Historical Performance and Authenticity

On Dec. 5th one equall musick and McGill's Centre for Research on Religion (CREOR) co-hosted a Restoration Evensong to celebrate the 350th anniversary of the 1662 Book of Common Prayer. It was a great success - we had c. 100 people in McGill's Birks Chapel at 530 on a cold wednesday night at the end of term. Quite the turn out considering it was the middle of the week - in some respects a bit of a gamble, but one that paid off immensely.

The musical line-up was fairly accurate we thought, without going into too much precision on what might have actually appeared in a Chapel Royal Service c. 1667. The choral music was as follows:

  • William Smith, Preces and Responses
  • Psalm tunes from British Library Add. MS 17784
  • Pelham Humfrey, Evening Service in E Minor
  • Orlando Gibbons, Behold thou has made my days
  • John Milton's hymn, The Lord will come and not be slow, to Old 107th
The instrumental music, provided alternately by our viol consort and organist, was:
  • Orlando Gibbons, Fantazia of foure parts
  • John Jenkins, Fantasia Number 6
Lastly, Torrance Kirby provided a meditation 'On Common Prayer' that discussed the form(s) of worship, drawing on his vast knowledge of Richard Hooker. In all, it was a good mix.

The event itself has created something of a stir here at McGill - in a good way. We explicitly decided to leave the question of whether it was a service or a performance up in the air - ambiguous and blurred. In practical terms I think this is why we had such a good turn out. It wasn't clear what our 'audience' or 'congregants' or 'participants' might be expecting - and that fluidity allowed those who wouldn't normally attend any church service, even an evensong, the intellectual and emotional space to engage with the event itself in their own way.

This blurring, though, I think has important implications for how we view the phenomenological as much as the intellectual nature of authenticity and historical performance. It goes much further than making sure the pieces were the right pieces, or that the ficta were actually appropriate or not. Or the bowing (knees) or bowing (viols). We didn't want to go into Purcell, and once we found that the Chapel Royal recycled pre-civil war music from the 1630s, which opened up a whole range of possibilities.
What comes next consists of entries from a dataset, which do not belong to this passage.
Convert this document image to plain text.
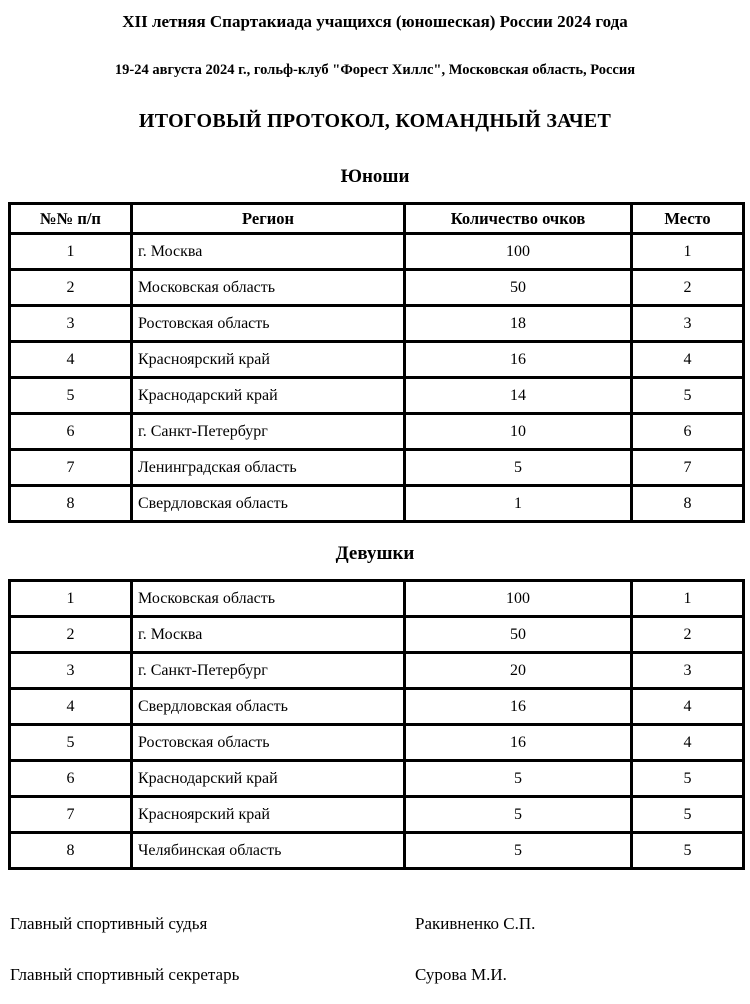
XII летняя Спартакиада учащихся (юношеская) России 2024 года
19-24 августа 2024 г., гольф-клуб "Форест Хиллс", Московская область, Россия
ИТОГОВЫЙ ПРОТОКОЛ, КОМАНДНЫЙ ЗАЧЕТ
Юноши
№№ п/п	Регион	Количество очков	Место
1	г. Москва	100	1
2	Московская область	50	2
3	Ростовская область	18	3
4	Красноярский край	16	4
5	Краснодарский край	14	5
6	г. Санкт-Петербург	10	6
7	Ленинградская область	5	7
8	Свердловская область	1	8
Девушки
1	Московская область	100	1
2	г. Москва	50	2
3	г. Санкт-Петербург	20	3
4	Свердловская область	16	4
5	Ростовская область	16	4
6	Краснодарский край	5	5
7	Красноярский край	5	5
8	Челябинская область	5	5
Главный спортивный судья	Ракивненко С.П.
Главный спортивный секретарь	Сурова М.И.
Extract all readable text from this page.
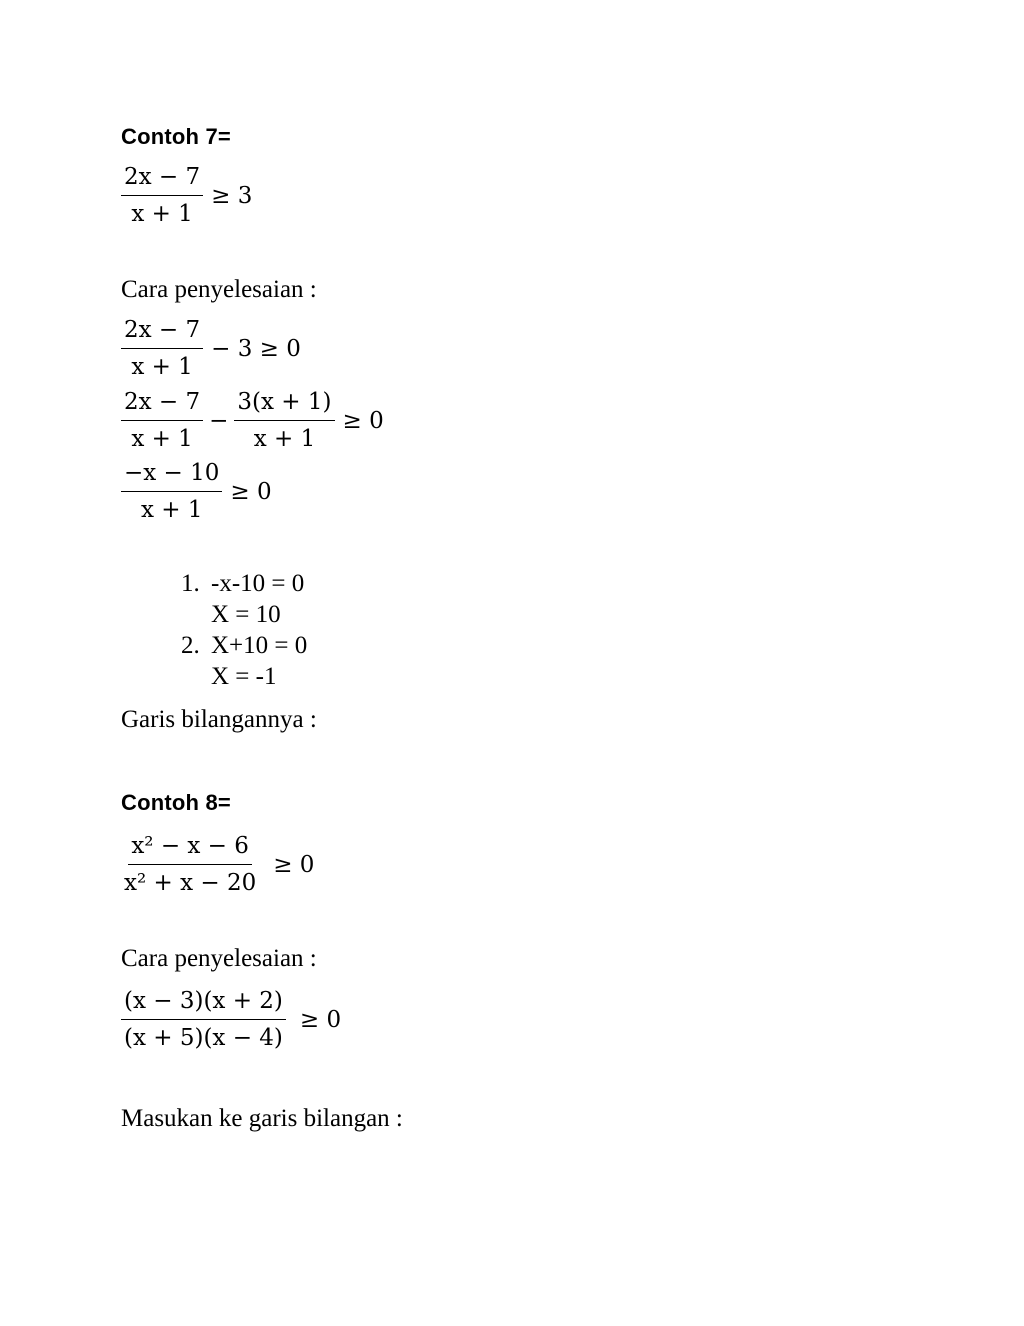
Contoh 7=
$\frac{2x - 7}{x + 1} \ge 3$
Cara penyelesaian :
$\frac{2x - 7}{x + 1} - 3 \ge 0$
$\frac{2x - 7}{x + 1} - \frac{3(x + 1)}{x + 1} \ge 0$
$\frac{-x - 10}{x + 1} \ge 0$
1. -x-10 = 0
X = 10
2. X+10 = 0
X = -1
Garis bilangannya :
Contoh 8=
$\frac{\text{x² − x − 6}}{\text{x² + x − 20}} \ge 0$
Cara penyelesaian :
$\frac{(x - 3)(x + 2)}{(x + 5)(x - 4)} \ge 0$
Masukan ke garis bilangan :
We decided not to bother with the documented switch from brass / sackbuts to viols over the course of the 1660s. It was easier to find viols for the event in any case. Our approach was not to be too precise, but to explore a range of possibilities that might or might not be 100% explicitly accurate and authentic. Of course the coupe-de-grace in this respect was the use of Milton's text for the closing hymn (which was quite rousing actually) - the two bona fide Milton experts in the 'crowd' got the wit behind the fact we'd cast the event as a Chapel Royal reconstruction - of sorts.

It's in the ups and downs, the directions, the expectations, and our lack of concern about precision that I think this event accomplished something quite important. We didn't huss and fuss, like I said, over the historical authenticity of particulars, but rather on the aesthetic possibilities the music and service could offer in the widest array. On the one hand, it was a service. For those who were set to worship, it was a moment of devotion. On the other, for those who wanted to see it as a performance, they could approach it from a more scholarly point of view. The points at which the tension between these two poles became obvious was in standing, kneeling, and the saying of the Lord's Prayer. We didn't introduce the service, Kirby didn't dissect it, and so the blurring between service and performance meant our participants were left wondering - should we kneel? should we sing the hymn? should we stand? when do we stand? For many I suspect this was a bit confounding, but there's the point in the end. If we're going for an historically authentic reconstruction, it can't BE a performance because it actively disengages the audience as a key part of these kinds of cultural practices. The very tensions evident in questions of should we kneel, how do we kneel, and should we sing along, are questions which lay at the heart of much of the liturgical tension of the 17th century. And so, while the authenticity of each piece, and the selection of music might not have been exacting to the standards of years of archival research, the authenticity of the event itself might have actually been higher than had we simply classed it as a 'performance'. We had our moments, too, as an ensemble - some timing issues as well as pitch, but that's also more 'authentic' isn't it? The exactly nature of performance as mimicry or emulation, in the end, would have worked against the authenticity we were going for - a little roughness around the edges, a blurred sense of what the event was about or its purpose, and the lack of engagement in precisely these questions until after (over sherry and seed cake!) had a profound impact on how the entire thing went off. People are talking about it, not because it was a performance, not just because we did a great job, but because it offered a different way of thinking about authenticity and historical performance.

And so, I'm quite pleased! Congratulations to McGill PhD student Anna Lewton-Brain for all her hard work!